Wissenschaft muss aufmerksam darauf achten, einem Missbrauch ihrer Arbeit zu wehren. Sie liefert Fakten und keine Entscheidungen. Für politische oder wirtschaftliche Entscheidungen ist eine Wertigkeitsskala bestimmend, die der Wissenschaft strukturell fremd ist. Wissenschaftliche Erkenntnisse sind grundlegend und unverzichtbar für Politik, aber zur politischen Entscheidung werden sie erst im Zuge der wertgebundenen Gewichtung und Abwägung durch Politiker.

Die Verantwortung muss bei den Politikern bleiben

Oft gibt es eine erschreckende Unkenntnis von Politikern über die Bedingungen und Grenzen der Wissenschaft. Wenn die Politik notwendige Kompetenzen selbst nicht besitzt, muss sie sicherstellen, dass diese anderweitig vorhanden sind. Ein persönlicher wissenschaftlicher Berater für den Vorsitzenden eines Kabinetts, ein "Chief Scientific Advisor", könnte ein Weg sein.

Politik ist Interessenvertretung und Interessenausgleich. Ihre Königsdisziplin ist die hohe Kunst des Kompromisses. Diese Kunst ist in Verruf geraten. Hat man nicht die Kraft zum Kompromiss, erliegt Politik leicht der Versuchung, sich eine wissenschaftliche Stellungnahme zu suchen, um vermeintliche Sachzwänge zu erzeugen.

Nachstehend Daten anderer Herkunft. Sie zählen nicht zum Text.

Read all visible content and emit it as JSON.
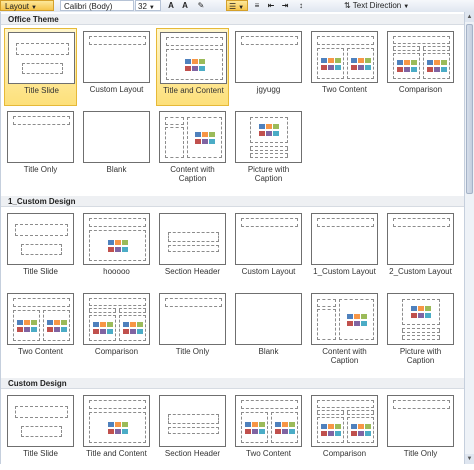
{
  "ribbon": {
    "layout_label": "Layout",
    "font_name": "Calibri (Body)",
    "font_size": "32",
    "text_direction": "Text Direction"
  },
  "sections": [
    {
      "title": "Office Theme",
      "layouts": [
        {
          "label": "Title Slide",
          "kind": "title-slide",
          "selected": true
        },
        {
          "label": "Custom Layout",
          "kind": "title-only"
        },
        {
          "label": "Title and Content",
          "kind": "title-content",
          "selected": true
        },
        {
          "label": "jgyugg",
          "kind": "title-only"
        },
        {
          "label": "Two Content",
          "kind": "two-content"
        },
        {
          "label": "Comparison",
          "kind": "comparison"
        },
        {
          "label": "Title Only",
          "kind": "title-only"
        },
        {
          "label": "Blank",
          "kind": "blank"
        },
        {
          "label": "Content with\nCaption",
          "kind": "content-caption"
        },
        {
          "label": "Picture with\nCaption",
          "kind": "picture-caption"
        }
      ]
    },
    {
      "title": "1_Custom Design",
      "layouts": [
        {
          "label": "Title Slide",
          "kind": "title-slide"
        },
        {
          "label": "hooooo",
          "kind": "title-content"
        },
        {
          "label": "Section Header",
          "kind": "section-header"
        },
        {
          "label": "Custom Layout",
          "kind": "title-only"
        },
        {
          "label": "1_Custom Layout",
          "kind": "title-only"
        },
        {
          "label": "2_Custom Layout",
          "kind": "title-only"
        },
        {
          "label": "Two Content",
          "kind": "two-content"
        },
        {
          "label": "Comparison",
          "kind": "comparison"
        },
        {
          "label": "Title Only",
          "kind": "title-only"
        },
        {
          "label": "Blank",
          "kind": "blank"
        },
        {
          "label": "Content with\nCaption",
          "kind": "content-caption"
        },
        {
          "label": "Picture with\nCaption",
          "kind": "picture-caption"
        }
      ]
    },
    {
      "title": "Custom Design",
      "layouts": [
        {
          "label": "Title Slide",
          "kind": "title-slide"
        },
        {
          "label": "Title and Content",
          "kind": "title-content"
        },
        {
          "label": "Section Header",
          "kind": "section-header"
        },
        {
          "label": "Two Content",
          "kind": "two-content"
        },
        {
          "label": "Comparison",
          "kind": "comparison"
        },
        {
          "label": "Title Only",
          "kind": "title-only"
        }
      ]
    }
  ],
  "colors": {
    "selected_top": "#fff6cc",
    "selected_bottom": "#fde07a",
    "selected_border": "#e6b938",
    "placeholder": "#8c8c8c"
  }
}
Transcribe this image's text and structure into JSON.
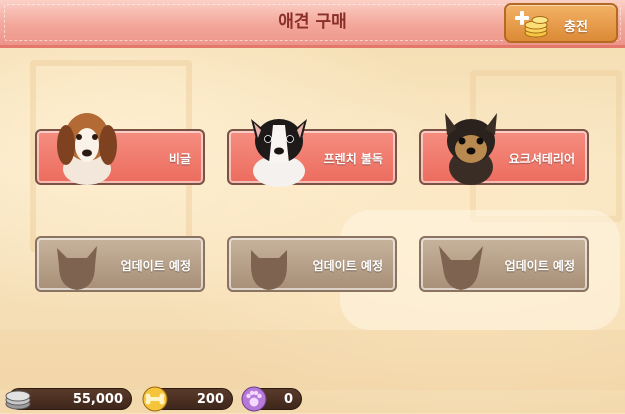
{
  "header": {
    "title": "애견 구매",
    "charge_label": "충전"
  },
  "dogs": [
    {
      "label": "비글",
      "status": "available",
      "icon": "beagle-portrait"
    },
    {
      "label": "프렌치 불독",
      "status": "available",
      "icon": "french-bulldog-portrait"
    },
    {
      "label": "요크셔테리어",
      "status": "available",
      "icon": "yorkshire-terrier-portrait"
    },
    {
      "label": "업데이트 예정",
      "status": "locked",
      "icon": "dog-silhouette"
    },
    {
      "label": "업데이트 예정",
      "status": "locked",
      "icon": "dog-silhouette"
    },
    {
      "label": "업데이트 예정",
      "status": "locked",
      "icon": "dog-silhouette"
    }
  ],
  "currency": {
    "silver": "55,000",
    "gold": "200",
    "paw": "0"
  },
  "colors": {
    "header": "#f3a79a",
    "card_active": "#ec6c5e",
    "card_locked": "#a88f77",
    "charge_button": "#dc8a36"
  }
}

Die soziale, liberale Demokratie ist ohne Zweifel weltweit in unruhigem Wasser. Raum gewonnen hat unter anderem eine Politik des Sich-Versteckens. In die­sen Zusammenhang gehört auch die Neigung, Ent­scheidungen, die eigentlich der Politik obliegen, sogenannten Experten, das heißt sehr häufig Wissenschaftlern, zu übertragen. Diese sollten der eige­nen Eitelkeit nicht erliegen und weder die Arbeit noch die Verantwortung der gewählten Politiker übernehmen.

Gekürzte Fassung des Beitrags "Die Verantwortung der Wissenschaft" in dem Sammelband "Öffentliche Vernunft? – Die Wissenschaft in der Demokratie", Herausgeber: Wilfried Hinsch und Daniel Eggers bei De Gruyter (2019)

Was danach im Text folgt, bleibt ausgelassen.